2018-02-11 / Insight


Online dating could help, but be careful
810-452-2609 • adietderich@mihomepaper.com


— From proper etiquette to important safety aspects, there is a lot more to online dating than simply creating a profile — as many may be tempted to do this time of year.

But evidence suggests it shouldn’t be done on a whim.

Starting with safety, the teams at HighSpeedInternet.com and SafeWise recently compiled a list of the safest to most dangerous states for online dating. The list took into account stats on violent crime, cybercrime, and a couple of sexually transmitted diseases (gonorrhea and chlamydia) compared with population estimates.

The good news for Lapeer County residents is that Michigan is far from the worst (or “most dangerous”) state for online dating.

That dubious distinction goes to Alaska, which has a whopping 71 percent more “incidents” per capita than the national average. By comparison, Michigan has about one percent more “incidents” per capita than the national average. (By the way, Vermont, Maine, and New Hampshire are deemed the “safest” states for online dating.)

“Online dating can be a lot of fun, and you can meet some amazing people,” the study concludes. “But stay aware of common dangers you can encounter in the process, and take measures to protect yourself.”

One of the most important things to do, the study suggests, is to let your friends or family know where you are going and with whom.

The nonprofit Privacy Rights Clearinghouse (a consumer education and advocacy organization) also suggests keeping in mind another issue related to safety: your information.

The organization notes that online dating services may collect vast amounts of information about you, from your age, sex, and education to hobbies, religion and where you live and work.

“After crunching the numbers using an algorithm, they’ll give you a list of people they think you may be compatible with” Privacy Rights Clearinghouse states in a blog post. “The services may make additional money by selling the data for marketing or advertising purposes.”

The organization said it’s important to also note that “Once an online dating service has your information, it has it for keeps. Even after you cancel your account, most dating sites retain your information.”

“Beyond data collection, retention and sharing, there are other risks that you will want to consider including ripoff scams, sexual predators, and damage to your reputation,” the organization states.

The organization suggests:

• Read the dating site’s terms of service and privacy notice;

• Share photographs with caution;

• Consider getting a free e-mail account specifically for online dating purposes (from Google, Yahoo, Microsoft, etc.);

• Respect your instincts. Trust your doubts about prospective dates who don’t resemble their pictures, people with frightening personalities, and nagging suspicions that someone is being dishonest;

• If you see something, say something. If a company misuses your data, if you don’t like a privacy policy, if a website does something creepy or weird, speak up. Say something;

• Don’t post anything you wouldn’t want to see on the front page of the newspaper. Keep in mind that everything you say about yourself online stays online, for better or worse.

So now that you have some advice on staying safe, what’s the best advice to put your plan into action?

Luma Matchmaking, which has an office in Livonia, offers the following advice for those who are serious about online dating.

Take a Professional Profile Picture

It’s important because the

very first thing anyone will look at is your profile picture, the company notes.

“This can be intimidating since not many people like being judged on their looks before getting the chance to show off their personality. However, most people want to see a picture out of curiosity and to put a face to the rest they are about to learn about you.”

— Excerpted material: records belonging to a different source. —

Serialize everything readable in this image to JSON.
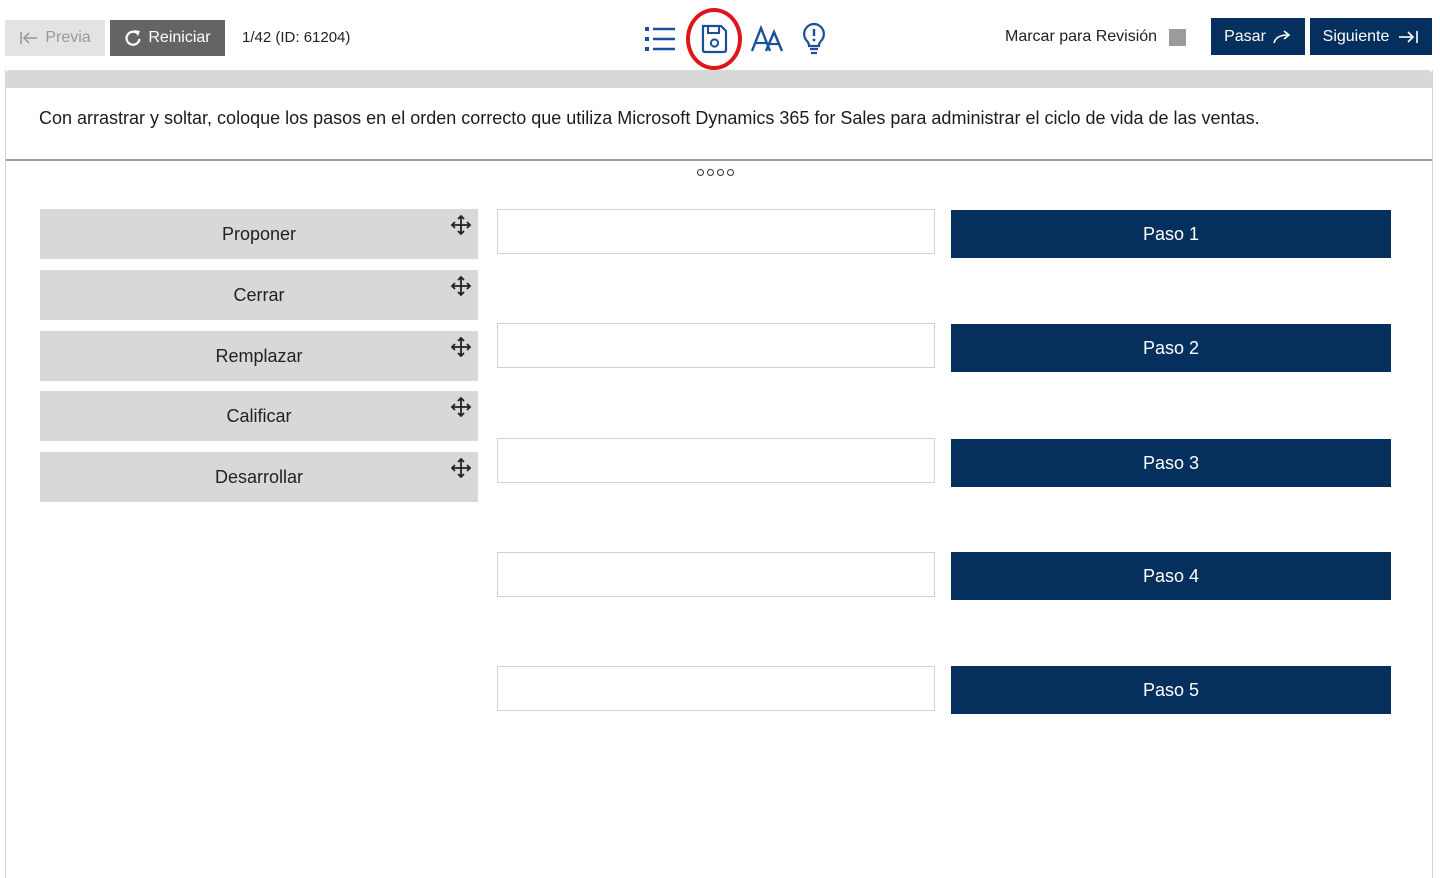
{
  "toolbar": {
    "prev_label": "Previa",
    "reset_label": "Reiniciar",
    "counter": "1/42 (ID: 61204)",
    "icons": [
      "list-icon",
      "save-icon",
      "font-size-icon",
      "hint-bulb-icon"
    ],
    "mark_review_label": "Marcar para Revisión",
    "mark_review_checked": false,
    "skip_label": "Pasar",
    "next_label": "Siguiente",
    "accent_color": "#05305e",
    "highlight_color": "#e0141b"
  },
  "question": {
    "text": "Con arrastrar y soltar, coloque los pasos en el orden correcto que utiliza Microsoft Dynamics 365 for Sales para administrar el ciclo de vida de las ventas."
  },
  "drag_items": [
    {
      "label": "Proponer"
    },
    {
      "label": "Cerrar"
    },
    {
      "label": "Remplazar"
    },
    {
      "label": "Calificar"
    },
    {
      "label": "Desarrollar"
    }
  ],
  "drop_zones": [
    {
      "value": ""
    },
    {
      "value": ""
    },
    {
      "value": ""
    },
    {
      "value": ""
    },
    {
      "value": ""
    }
  ],
  "steps": [
    {
      "label": "Paso 1"
    },
    {
      "label": "Paso 2"
    },
    {
      "label": "Paso 3"
    },
    {
      "label": "Paso 4"
    },
    {
      "label": "Paso 5"
    }
  ]
}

Luma recommends a professional headshot to let potential matches know that you care enough to put in the effort.

“That will go a long way and will put you ahead of most other profiles,” Luma says on its website.

Don’t Mention Making Money — or Making Babies

One of the rules of creating your dating profile is to not mention how much money you make, how much money you hope a potential match makes, or that you are seeking to have a baby with someone.

“Most people want to find a match that loves them through thick and thin and talking about money right in your dating profile will say to potential matches that you need more than love to be in a relationship, or you think a partner will only love you for your money. Speaking about finances can come later on when you already know you want to move forward with your partner. This topic is better left unsaid, at least right in the very beginning,” Luma says.

As to the baby issue, Luma says, most people that are looking for a match are looking to have children in the future, but saying it too soon may make them feel like they are being used for your own reproductive purposes. If you already have children you can feel free to include that in your dating profile.

Don’t Lie

Luma Matchmakings say to “Don’t ever lie in your dating profile about anything including: age, weight, height, your job or the level of commitment that you are looking for. Lies in your dating profile will soon be found out, and it is much better to have someone fall in love with the real you, rather than feeling lied to and deceived.

Your dating profile shouldn’t make you feel anxious or nervous. Think of it as an introduction to who you are and what you are looking for.